This moment should shake us awake. It should sound like the shofar of our times — a piercing call warning us that something is profoundly broken. Once again, we live in a world where the response to disagreement is not debate but a bullet. Saadia Gaon once taught that the shofar represents the voice of the prophets crying out for justice. In Judaism, we do not canonize saints or glorify martyrs, and Charlie Kirk should not become either. But the point is this: once again, intolerance and violence have ended the life of someone who believed that words, not weapons, are the battlefield. And bitterly, it was the very idea of weapons he defended that ultimately killed him.
Whether one agreed with Charlie Kirk is beside the point. The lesson he modeled — the courage to give the microphone to even his fiercest critic, and to respond not with censorship or silence, but with words — is now under fire. Again.
As we approach Rosh Hashanah and Yom Kippur, the Yamim Noraim, the High Holy Days, we are called to engage in ḥeshbon hanefesh — an accounting of the soul. How did we get here? How did we forget the ancient Jewish value that words, even sharp words, are the true battlefield of ideas? The beit midrash — the house of study — was built on disagreement, often passionate and fierce, yet always in the service of truth and learning, not destruction. We have lost that — not only as Jews, but as Americans.
We face multiple crises: hatred, mental health, and guns. Not one, but all together. And in the wake of this assassination, the responses came quickly — predictably, yet still heartbreakingly.
From sectors of the MAGA world came voices of vengeance, demonizing “the left,” “communists,” “wokeism,” with apocalyptic cries of “them or us,” “children of light against children of darkness.” Instead of calling for justice or solutions to the epidemic of violence, they fan the flames of civil war.
From the opposite extreme, a flood of young progressives — “woke” voices — celebrated his death, justifying it as deserved because his words, in their view, had caused harm to Palestinians and LGBTQ communities, or others.
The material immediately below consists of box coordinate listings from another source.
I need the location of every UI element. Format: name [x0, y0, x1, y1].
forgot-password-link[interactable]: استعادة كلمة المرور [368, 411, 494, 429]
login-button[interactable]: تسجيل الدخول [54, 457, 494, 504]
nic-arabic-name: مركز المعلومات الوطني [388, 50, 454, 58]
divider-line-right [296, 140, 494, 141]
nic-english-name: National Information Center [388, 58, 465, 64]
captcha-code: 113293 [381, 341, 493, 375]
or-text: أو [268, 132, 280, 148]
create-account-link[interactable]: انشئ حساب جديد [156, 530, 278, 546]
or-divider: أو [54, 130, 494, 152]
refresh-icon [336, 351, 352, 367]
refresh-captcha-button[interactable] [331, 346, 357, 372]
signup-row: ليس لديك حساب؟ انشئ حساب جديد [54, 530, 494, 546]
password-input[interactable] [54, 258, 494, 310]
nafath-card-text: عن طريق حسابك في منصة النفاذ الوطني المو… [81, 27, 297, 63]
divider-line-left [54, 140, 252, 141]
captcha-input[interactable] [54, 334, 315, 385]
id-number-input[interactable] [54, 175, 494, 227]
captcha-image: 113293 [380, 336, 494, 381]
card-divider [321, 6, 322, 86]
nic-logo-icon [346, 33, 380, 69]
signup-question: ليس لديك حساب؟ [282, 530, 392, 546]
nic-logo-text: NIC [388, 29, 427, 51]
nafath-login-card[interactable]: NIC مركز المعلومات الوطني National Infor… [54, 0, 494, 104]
Instead of reflecting that violent rhetoric also paves the way for violent acts, they amplified the same hatred and vindication that pulls the trigger.
And, as always, antisemitic conspiracy theories followed within minutes. Accounts declared that Israel was behind it, weaving grotesque fantasies that Kirk had recently criticized Israel and that Prime Minister Netanyahu ordered his murder after his debate with Ben Shapiro. Once again, the old scapegoat, the old hatred, resurfaces.
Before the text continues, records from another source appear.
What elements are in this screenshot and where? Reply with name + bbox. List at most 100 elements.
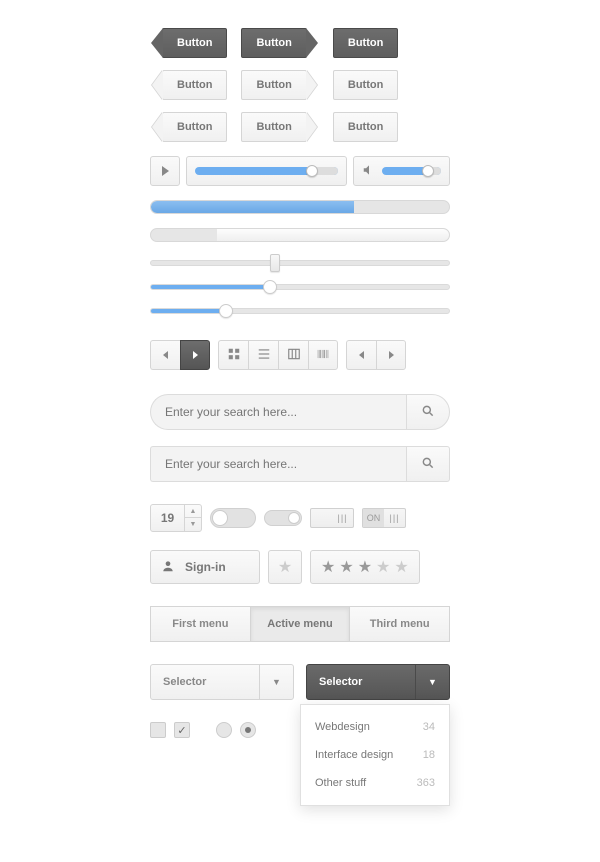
next-button-2[interactable]	[376, 340, 406, 370]
dropdown-item[interactable]: Webdesign 34	[301, 713, 449, 741]
favorite-button[interactable]: ★	[268, 550, 302, 584]
tag-button-right[interactable]: Button	[241, 112, 306, 142]
star-4[interactable]: ★	[376, 557, 390, 577]
button-label: Button	[348, 121, 383, 133]
view-barcode-button[interactable]	[308, 340, 338, 370]
toggle-on-label: ON	[363, 509, 384, 527]
seek-thumb[interactable]	[306, 165, 318, 177]
star-5[interactable]: ★	[394, 557, 408, 577]
button-label: Button	[256, 79, 291, 91]
item-count: 34	[423, 721, 435, 733]
toggle-switch-1[interactable]	[210, 508, 256, 528]
search-icon	[421, 456, 435, 473]
chevron-right-icon	[193, 351, 198, 359]
grid-icon	[227, 347, 241, 364]
slider-thumb[interactable]	[263, 280, 277, 294]
button-label: Button	[256, 37, 291, 49]
stepper-down[interactable]: ▼	[185, 518, 201, 531]
slider-thumb[interactable]	[270, 254, 280, 272]
search-icon	[421, 404, 435, 421]
star-1[interactable]: ★	[321, 557, 335, 577]
progress-bar-blue	[150, 200, 450, 214]
dropdown-item[interactable]: Other stuff 363	[301, 769, 449, 797]
signin-button[interactable]: Sign-in	[150, 550, 260, 584]
toggle-rect-on[interactable]: ON	[362, 508, 406, 528]
selector-label: Selector	[307, 665, 415, 699]
barcode-icon	[316, 347, 330, 364]
item-count: 363	[417, 777, 435, 789]
view-columns-button[interactable]	[278, 340, 308, 370]
toggle-rect-1[interactable]	[310, 508, 354, 528]
toggle-switch-2[interactable]	[264, 510, 302, 526]
tag-button-right[interactable]: Button	[241, 28, 306, 58]
chevron-left-icon	[163, 351, 168, 359]
search-input-rect[interactable]	[150, 446, 406, 482]
slider-thumb[interactable]	[219, 304, 233, 318]
slider-round-blue[interactable]	[150, 284, 450, 290]
item-label: Other stuff	[315, 777, 366, 789]
button-label: Button	[177, 37, 212, 49]
prev-button[interactable]	[150, 340, 180, 370]
chevron-right-icon	[389, 351, 394, 359]
radio-off[interactable]	[216, 722, 232, 738]
item-label: Webdesign	[315, 721, 370, 733]
prev-button-2[interactable]	[346, 340, 376, 370]
button-plain[interactable]: Button	[333, 112, 398, 142]
stepper-up[interactable]: ▲	[185, 505, 201, 518]
user-icon	[161, 559, 175, 576]
selector-label: Selector	[151, 665, 259, 699]
button-label: Button	[177, 121, 212, 133]
view-list-button[interactable]	[248, 340, 278, 370]
button-label: Button	[256, 121, 291, 133]
search-input-round[interactable]	[150, 394, 406, 430]
number-stepper[interactable]: 19 ▲▼	[150, 504, 202, 532]
tag-button-left[interactable]: Button	[162, 28, 227, 58]
next-button-active[interactable]	[180, 340, 210, 370]
tab-label: Active menu	[267, 618, 332, 630]
selector-light[interactable]: Selector ▼	[150, 664, 294, 700]
tab-active[interactable]: Active menu	[251, 606, 351, 642]
button-label: Button	[177, 79, 212, 91]
view-grid-button[interactable]	[218, 340, 248, 370]
chevron-down-icon: ▼	[415, 665, 449, 699]
button-label: Button	[348, 37, 383, 49]
button-plain[interactable]: Button	[333, 70, 398, 100]
slider-rect-thumb[interactable]	[150, 260, 450, 266]
seek-slider[interactable]	[186, 156, 347, 186]
selector-dark[interactable]: Selector ▼	[306, 664, 450, 700]
volume-slider[interactable]	[353, 156, 450, 186]
progress-bar-gray	[150, 228, 450, 242]
tab-label: Third menu	[370, 618, 430, 630]
play-icon	[162, 166, 169, 176]
tag-button-left[interactable]: Button	[162, 70, 227, 100]
list-icon	[257, 347, 271, 364]
play-button[interactable]	[150, 156, 180, 186]
checkbox-checked[interactable]: ✓	[174, 722, 190, 738]
star-3[interactable]: ★	[358, 557, 372, 577]
button-plain[interactable]: Button	[333, 28, 398, 58]
columns-icon	[287, 347, 301, 364]
volume-thumb[interactable]	[422, 165, 434, 177]
tab-third[interactable]: Third menu	[350, 606, 450, 642]
tag-button-left[interactable]: Button	[162, 112, 227, 142]
speaker-icon	[362, 163, 376, 180]
signin-label: Sign-in	[185, 560, 226, 574]
dropdown-menu: Webdesign 34 Interface design 18 Other stu…	[300, 704, 450, 806]
tab-label: First menu	[172, 618, 228, 630]
slider-round-blue-2[interactable]	[150, 308, 450, 314]
item-label: Interface design	[315, 749, 393, 761]
stepper-value: 19	[151, 505, 185, 531]
search-button[interactable]	[406, 446, 450, 482]
dropdown-item[interactable]: Interface design 18	[301, 741, 449, 769]
item-count: 18	[423, 749, 435, 761]
chevron-left-icon	[359, 351, 364, 359]
star-2[interactable]: ★	[339, 557, 353, 577]
star-rating[interactable]: ★ ★ ★ ★ ★	[310, 550, 420, 584]
search-button[interactable]	[406, 394, 450, 430]
tab-first[interactable]: First menu	[150, 606, 251, 642]
button-label: Button	[348, 79, 383, 91]
tag-button-right[interactable]: Button	[241, 70, 306, 100]
checkbox-unchecked[interactable]	[150, 722, 166, 738]
chevron-down-icon: ▼	[259, 665, 293, 699]
radio-on[interactable]	[240, 722, 256, 738]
At the speed of a bullet, the extremes of right, left, and antisemites of every stripe flooded the digital sphere with hatred, conspiracies, and violence.
A university campus — once meant to be a sanctuary for ideas — has become a crime scene. Instead of debate, death. Instead of words, weapons. And so the question hovers over us: How did we get here? But more urgently: How do we return?
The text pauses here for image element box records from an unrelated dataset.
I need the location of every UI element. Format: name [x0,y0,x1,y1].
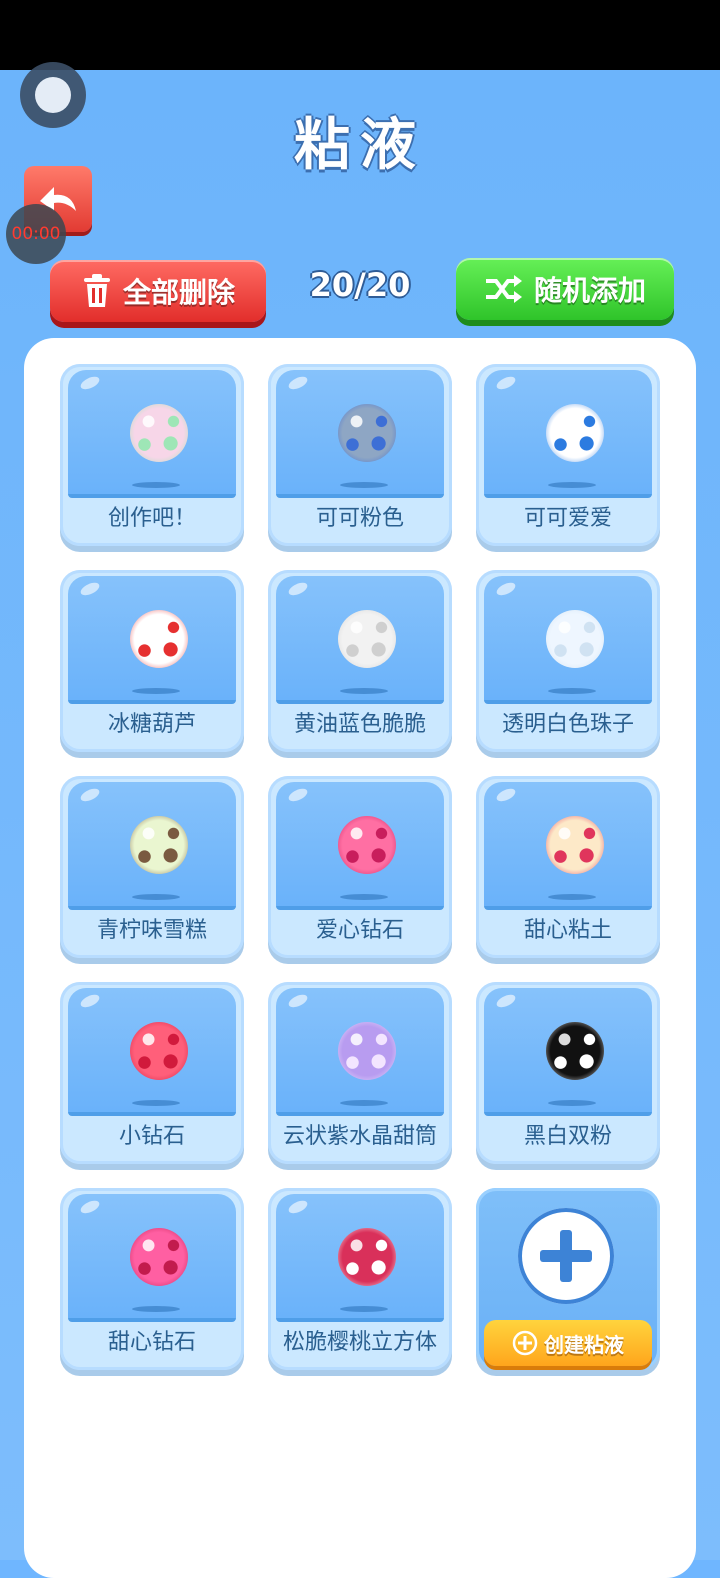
shuffle-icon [485,275,522,303]
slime-name: 松脆樱桃立方体 [282,1330,437,1355]
record-timer: 00:00 [6,204,66,264]
slime-preview [484,370,652,498]
slime-shadow [548,688,596,694]
slime-shadow [340,1100,388,1106]
slime-card[interactable]: 可可粉色 [268,364,452,546]
slime-preview [68,370,236,498]
slime-shadow [340,894,388,900]
slime-preview [276,1194,444,1322]
slime-ball [546,404,604,462]
slime-name: 创作吧！ [107,506,196,531]
delete-all-button[interactable]: 全部删除 [50,260,266,322]
page-title: 粘液 [294,113,426,178]
slime-shadow [548,1100,596,1106]
slime-ball [130,816,188,874]
slime-card[interactable]: 甜心粘土 [476,776,660,958]
create-slime-button[interactable]: 创建粘液 [484,1320,652,1366]
slime-shadow [132,688,180,694]
slime-card[interactable]: 云状紫水晶甜筒 [268,982,452,1164]
slime-name: 小钻石 [118,1124,185,1149]
slime-name: 甜心钻石 [107,1330,196,1355]
slime-shadow [132,894,180,900]
slime-ball [338,404,396,462]
slime-preview [68,1194,236,1322]
add-slime-button[interactable] [518,1208,614,1304]
slime-name: 甜心粘土 [523,918,612,943]
slime-shadow [548,894,596,900]
slime-preview [276,988,444,1116]
slime-shadow [132,1306,180,1312]
slime-card[interactable]: 青柠味雪糕 [60,776,244,958]
slime-preview [68,988,236,1116]
slime-card[interactable]: 透明白色珠子 [476,570,660,752]
slime-count: 20/20 [309,266,411,304]
slime-name: 青柠味雪糕 [96,918,207,943]
random-add-button[interactable]: 随机添加 [456,258,674,320]
delete-all-label: 全部删除 [122,276,235,309]
slime-shadow [340,1306,388,1312]
slime-card[interactable]: 冰糖葫芦 [60,570,244,752]
slime-card[interactable]: 小钻石 [60,982,244,1164]
slime-card[interactable]: 创作吧！ [60,364,244,546]
slime-preview [276,782,444,910]
slime-name: 爱心钻石 [315,918,404,943]
slime-name: 冰糖葫芦 [107,712,196,737]
slime-preview [276,576,444,704]
slime-name: 黄油蓝色脆脆 [293,712,426,737]
slime-ball [130,404,188,462]
slime-preview [484,988,652,1116]
slime-card[interactable]: 可可爱爱 [476,364,660,546]
slime-preview [68,576,236,704]
slime-grid: 创作吧！ 可可粉色 可可爱爱 冰糖葫芦 黄油蓝色脆脆 透明白色珠子 青柠味雪糕 … [60,364,664,1370]
slime-shadow [340,688,388,694]
slime-shadow [132,1100,180,1106]
slime-preview [484,782,652,910]
slime-ball [546,816,604,874]
slime-shadow [548,482,596,488]
slime-ball [338,610,396,668]
slime-name: 云状紫水晶甜筒 [282,1124,437,1149]
slime-card[interactable]: 黑白双粉 [476,982,660,1164]
plus-circle-icon [512,1330,538,1356]
create-slime-label: 创建粘液 [544,1332,624,1357]
slime-ball [338,1228,396,1286]
slime-ball [130,610,188,668]
slime-card[interactable]: 黄油蓝色脆脆 [268,570,452,752]
slime-ball [130,1228,188,1286]
status-bar [0,0,720,70]
slime-ball [546,610,604,668]
slime-ball [338,1022,396,1080]
slime-preview [276,370,444,498]
slime-name: 黑白双粉 [523,1124,612,1149]
plus-icon [540,1230,592,1282]
slime-preview [484,576,652,704]
slime-name: 透明白色珠子 [501,712,634,737]
create-slime-card[interactable]: 创建粘液 [476,1188,660,1370]
trash-icon [83,274,110,307]
slime-card[interactable]: 甜心钻石 [60,1188,244,1370]
slime-ball [130,1022,188,1080]
slime-name: 可可爱爱 [523,506,612,531]
random-add-label: 随机添加 [533,274,646,307]
slime-ball [338,816,396,874]
slime-card[interactable]: 爱心钻石 [268,776,452,958]
slime-ball [546,1022,604,1080]
slime-preview [68,782,236,910]
slime-card[interactable]: 松脆樱桃立方体 [268,1188,452,1370]
slime-shadow [340,482,388,488]
slime-shadow [132,482,180,488]
slime-name: 可可粉色 [315,506,404,531]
The prayers of these High Holy Days offers us a clue: Hashiveinu Avinu ve-nashuvah, chadesh yameinu k’kedem. “Bring us back, O God, and we shall return; renew our days as of old” (Lamentations 5:21).
This is the essence of the Yamim Noraim. To ask: How do we return — to one another, to civility, to the sacred trust that words must prevail over weapons? Many despair, believing violence, hatred, and the collapse of dialogue are here to stay. To them, and to all of us, I recall the words of the prophet Zechariah calling the people of Israel “Asirei Tikvah” — prisoners of hope (Zechariah 9:12).
Even in the valley of despair, Judaism insists we are captive to hope. As we enter this new year, may the shofar we hear not just be a ritual sound, but an alarm to our conscience. A reminder that words must never be silenced by bullets. That disagreement must never collapse into hatred. That the truest strength of a people — whether Jewish or American — is found in the courage to argue, to debate, to wrestle with ideas without destroying one another.
Charlie Kirk’s voice has been silenced. The question left for us, as a society, is whether we will choose to listen to the echo of his model — the primacy of words — or whether we will allow the next bullet to speak louder.